The medium Juliet spoke from her position behind a black lacy curtain that partially obscured her face and body. “I saw him shaking his head,” she said. “He is in shock and disbelief that, after 300 years, we are still here.”
Voodoo Queen Bloody Mary, who ran the séance, said that she had once tried to find JeanBaptiste Le Moyne de Bienville in Paris’s Montmartre Cemetery, but failed to locate his remains. (She was looking in the wrong resting place.) On this occasion, Bienville materialized with little prodding. Lucy the dog took longer to show up.
So, why was Bienville so quick to return? Perhaps he was curious about all the fuss the city is making for the tricentennial, with special art exhibits, celebratory cocktails and festive signage on buses, lamp posts and lawns. Maybe he wants to don ropes of Mardi Gras beads and dance on 300 years of history, some of which he made.
If he does decide to join the party, he will find himself on a crowded stage. New Orleans has accumulated a lot of characters over three centuries, and not all require a medium to contact.

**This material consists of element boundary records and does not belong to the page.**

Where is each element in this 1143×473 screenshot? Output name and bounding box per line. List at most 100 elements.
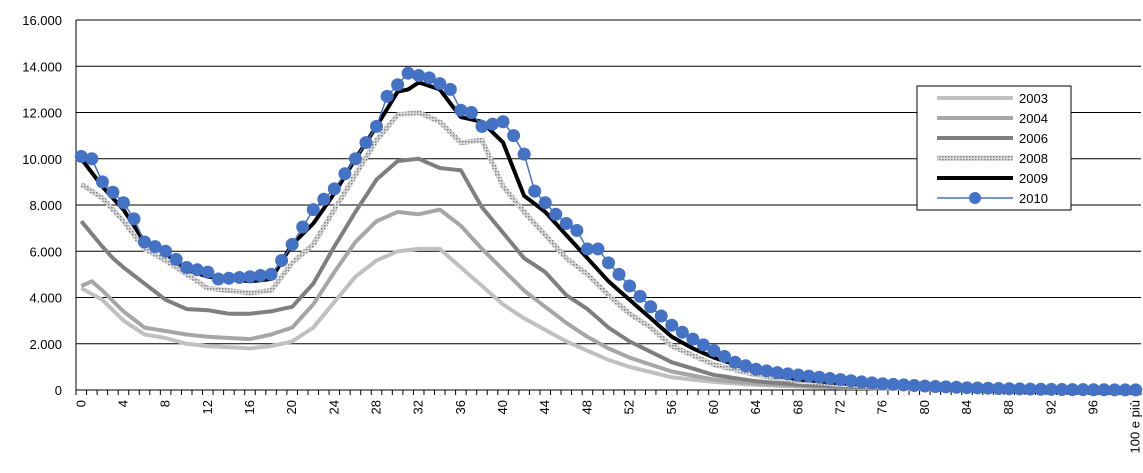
x-tick-label: 4: [115, 400, 130, 407]
data-point-2010: [486, 117, 500, 131]
x-tick-label: 72: [832, 400, 847, 414]
data-point-2010: [264, 267, 278, 281]
data-point-2010: [559, 217, 573, 230]
data-point-2010: [496, 115, 510, 129]
legend-label-2009: 2009: [1019, 171, 1048, 186]
x-tick-label: 56: [664, 400, 679, 414]
y-tick-label: 14.000: [22, 59, 62, 74]
data-point-2010: [370, 119, 384, 133]
data-point-2010: [1129, 383, 1143, 397]
x-tick-label: 92: [1043, 400, 1058, 414]
data-point-2010: [285, 237, 299, 251]
legend-label-2006: 2006: [1019, 131, 1048, 146]
data-point-2010: [717, 349, 731, 363]
x-tick-label: 84: [959, 400, 974, 414]
gridlines: [75, 19, 1141, 391]
data-point-2010: [159, 244, 173, 258]
y-tick-label: 6.000: [29, 244, 62, 259]
data-point-2010: [464, 106, 478, 119]
data-point-2010: [644, 300, 658, 314]
x-tick-label: 96: [1086, 400, 1101, 414]
y-tick-label: 12.000: [22, 106, 62, 121]
data-point-2010: [317, 192, 331, 206]
series-line-2003: [80, 246, 1136, 392]
y-tick-label: 8.000: [29, 198, 62, 213]
legend-label-2004: 2004: [1019, 111, 1048, 126]
x-tick-label: 28: [369, 400, 384, 414]
x-tick-label: 88: [1001, 400, 1016, 414]
x-tick-label: 24: [326, 400, 341, 414]
x-tick-label: 0: [73, 400, 88, 407]
data-point-2010: [633, 289, 647, 303]
x-tick-label: 76: [875, 400, 890, 414]
data-point-2010: [675, 325, 689, 339]
data-point-2010: [570, 223, 584, 237]
data-point-2010: [602, 256, 615, 270]
x-tick-label: 48: [579, 400, 594, 414]
data-point-2010: [696, 338, 710, 352]
data-point-2010: [127, 212, 141, 226]
legend: 2003 2004 2006 2008 2009 2010: [916, 85, 1072, 211]
data-point-2010: [454, 103, 468, 117]
data-point-2010: [549, 207, 563, 221]
data-point-2010: [475, 119, 489, 133]
legend-label-2008: 2008: [1019, 151, 1048, 166]
data-point-2010: [412, 69, 426, 82]
data-point-2010: [201, 265, 215, 279]
data-point-2010: [391, 78, 405, 92]
data-point-2010: [327, 182, 341, 196]
legend-label-2010: 2010: [1019, 191, 1048, 206]
data-point-2010: [612, 267, 626, 281]
series-line-2004: [80, 207, 1136, 392]
data-point-2010: [296, 220, 310, 234]
data-point-2010: [591, 242, 605, 256]
data-point-2010: [707, 344, 721, 358]
data-point-2010: [760, 364, 774, 378]
x-tick-label: 64: [748, 400, 763, 414]
data-point-2010: [538, 196, 552, 210]
data-point-2010: [528, 184, 542, 198]
x-tick-label: 52: [622, 400, 637, 414]
legend-box: [916, 85, 1072, 211]
data-point-2010: [275, 254, 289, 267]
data-point-2010: [686, 332, 700, 346]
x-tick-label: 44: [537, 400, 552, 414]
x-tick-label: 8: [158, 400, 173, 407]
data-point-2010: [665, 318, 679, 332]
x-tick-label: 60: [706, 400, 721, 414]
data-point-2010: [507, 129, 521, 143]
y-tick-label: 10.000: [22, 152, 62, 167]
x-tick-label: 100 e più: [1128, 400, 1143, 454]
legend-marker-2010: [969, 192, 981, 204]
data-point-2010: [443, 82, 457, 96]
series-lines: [74, 66, 1143, 397]
y-tick-label: 0: [55, 383, 62, 398]
x-tick-label: 80: [917, 400, 932, 414]
x-tick-label: 40: [495, 400, 510, 414]
data-point-2010: [116, 196, 130, 210]
data-point-2010: [306, 203, 320, 217]
data-point-2010: [380, 89, 394, 103]
data-point-2010: [401, 66, 415, 80]
y-tick-label: 4.000: [29, 291, 62, 306]
data-point-2010: [359, 136, 373, 150]
x-tick-label: 20: [284, 400, 299, 414]
data-point-2010: [348, 152, 362, 166]
x-tick-label: 16: [242, 400, 257, 414]
data-point-2010: [654, 309, 668, 323]
y-tick-label: 16.000: [22, 13, 62, 28]
legend-label-2003: 2003: [1019, 91, 1048, 106]
data-point-2010: [169, 252, 183, 266]
x-axis: 0 4 8 12 16 20 24 28 32 36 40 44 48 52 56 60 64 68 72 76 80 8…: [73, 390, 1143, 454]
x-tick-label: 12: [200, 400, 215, 414]
y-axis-tick-labels: 0 2.000 4.000 6.000 8.000 10.000 12.000 14.000 1…: [22, 13, 62, 398]
data-point-2010: [180, 260, 194, 274]
x-tick-label: 36: [453, 400, 468, 414]
data-point-2010: [338, 167, 352, 181]
data-point-2010: [95, 175, 109, 189]
data-point-2010: [433, 77, 447, 91]
data-point-2010: [422, 71, 436, 85]
data-point-2010: [85, 152, 99, 166]
x-tick-label: 68: [790, 400, 805, 414]
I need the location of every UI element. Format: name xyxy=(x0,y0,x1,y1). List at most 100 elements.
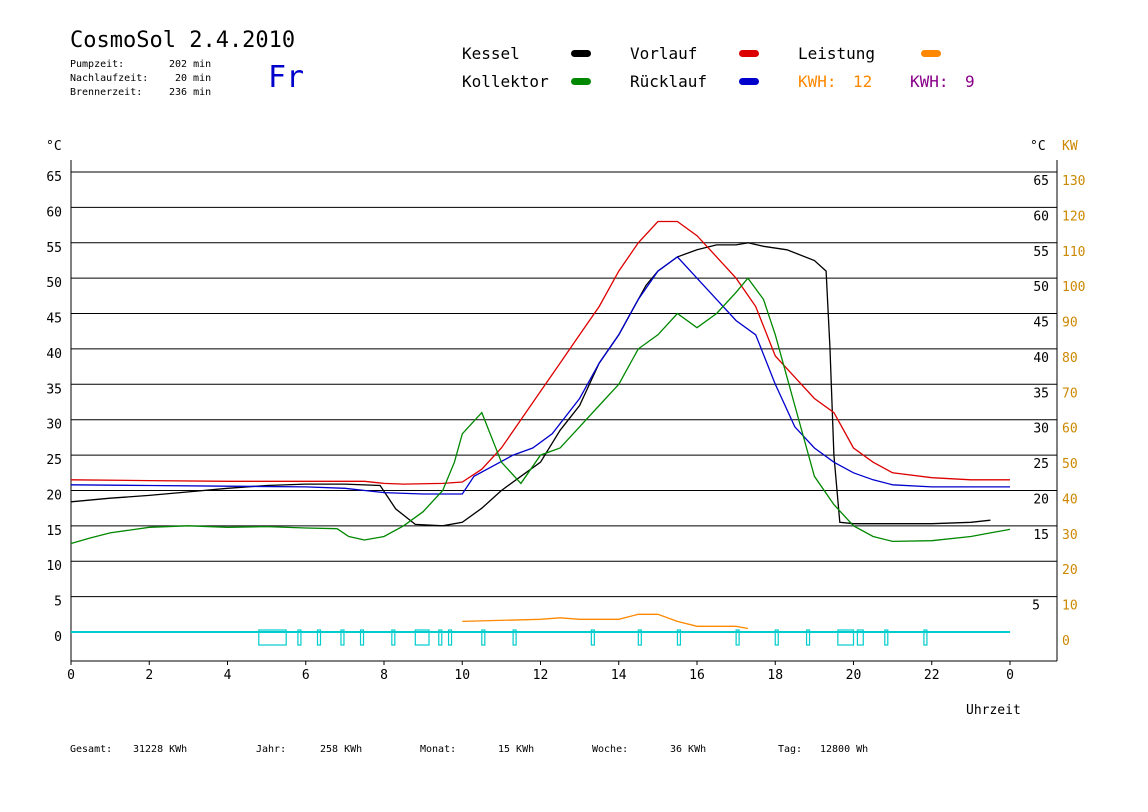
y-tick-label-right: 5 xyxy=(1032,599,1040,614)
kwh-label-purple: KWH: xyxy=(910,72,949,91)
x-tick-label: 18 xyxy=(767,668,783,683)
y-tick-label-kw: 70 xyxy=(1062,386,1078,401)
y-tick-label-left: 60 xyxy=(46,205,62,220)
x-tick-label: 22 xyxy=(924,668,940,683)
series-line-kollektor xyxy=(70,277,1011,545)
x-axis-label: Uhrzeit xyxy=(966,703,1021,718)
y-tick-label-kw: 40 xyxy=(1062,492,1078,507)
footer-value-tag: 12800 Wh xyxy=(820,744,869,755)
y-tick-label-left: 50 xyxy=(46,276,62,291)
stat-value-nachlaufzeit: 20 min xyxy=(175,73,212,84)
pump-run-marker xyxy=(676,629,682,646)
y-tick-label-kw: 0 xyxy=(1062,634,1070,649)
pump-run-marker xyxy=(637,629,642,646)
pump-run-marker xyxy=(884,629,889,646)
y-tick-label-left: 0 xyxy=(54,630,62,645)
pump-run-marker xyxy=(774,629,779,646)
x-tick-label: 8 xyxy=(380,668,388,683)
pump-run-marker xyxy=(590,629,595,646)
y-tick-label-kw: 130 xyxy=(1062,174,1085,189)
legend-label-leistung: Leistung xyxy=(798,44,876,63)
legend-label-vorlauf: Vorlauf xyxy=(630,44,698,63)
y-tick-label-left: 25 xyxy=(46,453,62,468)
y-tick-label-right: 25 xyxy=(1033,457,1049,472)
legend-swatch-leistung xyxy=(921,50,941,57)
y-tick-label-right: 35 xyxy=(1033,386,1049,401)
legend-swatch-kollektor xyxy=(571,78,591,85)
y-tick-label-left: 15 xyxy=(46,524,62,539)
x-tick-label: 0 xyxy=(1006,668,1014,683)
y-tick-label-right: 65 xyxy=(1033,174,1049,189)
pump-run-marker xyxy=(512,629,517,646)
pump-run-marker xyxy=(856,629,864,646)
legend-swatch-vorlauf xyxy=(739,50,759,57)
y-axis-label-right: °C xyxy=(1030,139,1046,154)
pump-run-marker xyxy=(391,629,396,646)
pump-run-marker xyxy=(481,629,486,646)
y-tick-label-kw: 80 xyxy=(1062,351,1078,366)
series-line-leistung xyxy=(462,613,749,630)
pump-run-marker xyxy=(447,629,453,646)
y-tick-label-kw: 110 xyxy=(1062,245,1085,260)
x-tick-label: 10 xyxy=(454,668,470,683)
footer-label-gesamt: Gesamt: xyxy=(70,744,113,755)
y-tick-label-right: 30 xyxy=(1033,422,1049,437)
footer-label-tag: Tag: xyxy=(778,744,803,755)
stat-value-pumpzeit: 202 min xyxy=(169,59,212,70)
y-tick-label-left: 35 xyxy=(46,382,62,397)
legend-label-kollektor: Kollektor xyxy=(462,72,549,91)
pump-run-marker xyxy=(414,629,430,646)
pump-run-marker xyxy=(923,629,928,646)
y-tick-label-left: 10 xyxy=(46,559,62,574)
y-tick-label-kw: 50 xyxy=(1062,457,1078,472)
pump-run-marker xyxy=(735,629,740,646)
x-tick-label: 14 xyxy=(611,668,627,683)
pump-run-marker xyxy=(837,629,855,646)
y-tick-label-right: 60 xyxy=(1033,209,1049,224)
legend-swatch-kessel xyxy=(571,50,591,57)
y-tick-label-right: 50 xyxy=(1033,280,1049,295)
stat-value-brennerzeit: 236 min xyxy=(169,87,212,98)
x-tick-label: 16 xyxy=(689,668,705,683)
stat-label-nachlaufzeit: Nachlaufzeit: xyxy=(70,73,149,84)
y-tick-label-right: 15 xyxy=(1033,528,1049,543)
footer-value-woche: 36 KWh xyxy=(670,744,707,755)
y-axis-label-left: °C xyxy=(46,139,62,154)
footer-label-woche: Woche: xyxy=(592,744,629,755)
y-tick-label-kw: 100 xyxy=(1062,280,1085,295)
pump-run-marker xyxy=(297,629,302,646)
kwh-label-orange: KWH: xyxy=(798,72,837,91)
chart-title: CosmoSol 2.4.2010 xyxy=(70,28,296,53)
kwh-value-purple: 9 xyxy=(965,72,975,91)
y-tick-label-kw: 30 xyxy=(1062,528,1078,543)
y-tick-label-right: 55 xyxy=(1033,245,1049,260)
weekday-label: Fr xyxy=(268,60,305,95)
x-tick-label: 6 xyxy=(302,668,310,683)
pump-run-marker xyxy=(316,629,322,646)
y-tick-label-left: 5 xyxy=(54,595,62,610)
pump-run-marker xyxy=(359,629,365,646)
y-tick-label-kw: 20 xyxy=(1062,563,1078,578)
y-tick-label-left: 55 xyxy=(46,241,62,256)
y-tick-label-kw: 120 xyxy=(1062,209,1085,224)
footer-value-jahr: 258 KWh xyxy=(320,744,363,755)
y-tick-label-kw: 10 xyxy=(1062,599,1078,614)
x-tick-label: 20 xyxy=(846,668,862,683)
y-tick-label-left: 30 xyxy=(46,418,62,433)
pump-run-marker xyxy=(438,629,443,646)
x-tick-label: 12 xyxy=(533,668,549,683)
y-tick-label-left: 20 xyxy=(46,488,62,503)
series-line-vorlauf xyxy=(70,220,1010,485)
stat-label-brennerzeit: Brennerzeit: xyxy=(70,87,143,98)
y-tick-label-left: 45 xyxy=(46,312,62,327)
footer-value-monat: 15 KWh xyxy=(498,744,535,755)
x-tick-label: 0 xyxy=(67,668,75,683)
y-tick-label-right: 20 xyxy=(1033,492,1049,507)
y-tick-label-kw: 60 xyxy=(1062,422,1078,437)
legend-label-ruecklauf: Rücklauf xyxy=(630,72,708,91)
footer-value-gesamt: 31228 KWh xyxy=(133,744,188,755)
kwh-value-orange: 12 xyxy=(853,72,873,91)
y-tick-label-left: 40 xyxy=(46,347,62,362)
pump-run-marker xyxy=(340,629,345,646)
pump-run-marker xyxy=(805,629,811,646)
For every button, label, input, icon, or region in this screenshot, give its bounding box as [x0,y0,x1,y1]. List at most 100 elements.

Soft, soggy, swampy. The area’s boggy terrain was better suited for spotting gators than establishing an urban centre. But that didn’t stop the French. The colonizers first started sniffing around the Louisiana coast in 1682, back when its primary inhabitants were Indigenous peoples. Decades later, the French established La Nouvelle- Orléans on the eastern banks of the lower Mississippi River, a move that many consider a folly.
“It’s a very strategic site for a city,” said Richard Campanella, a geographer and professor at the Tulane School of Architecture. “It made sense at the time.”
I met Campanella in his office, where he rattled off a whiplash version of the city’s history. The French ran New Orleans until the 1760s, followed by the Spanish (1762-1800), then back to the French.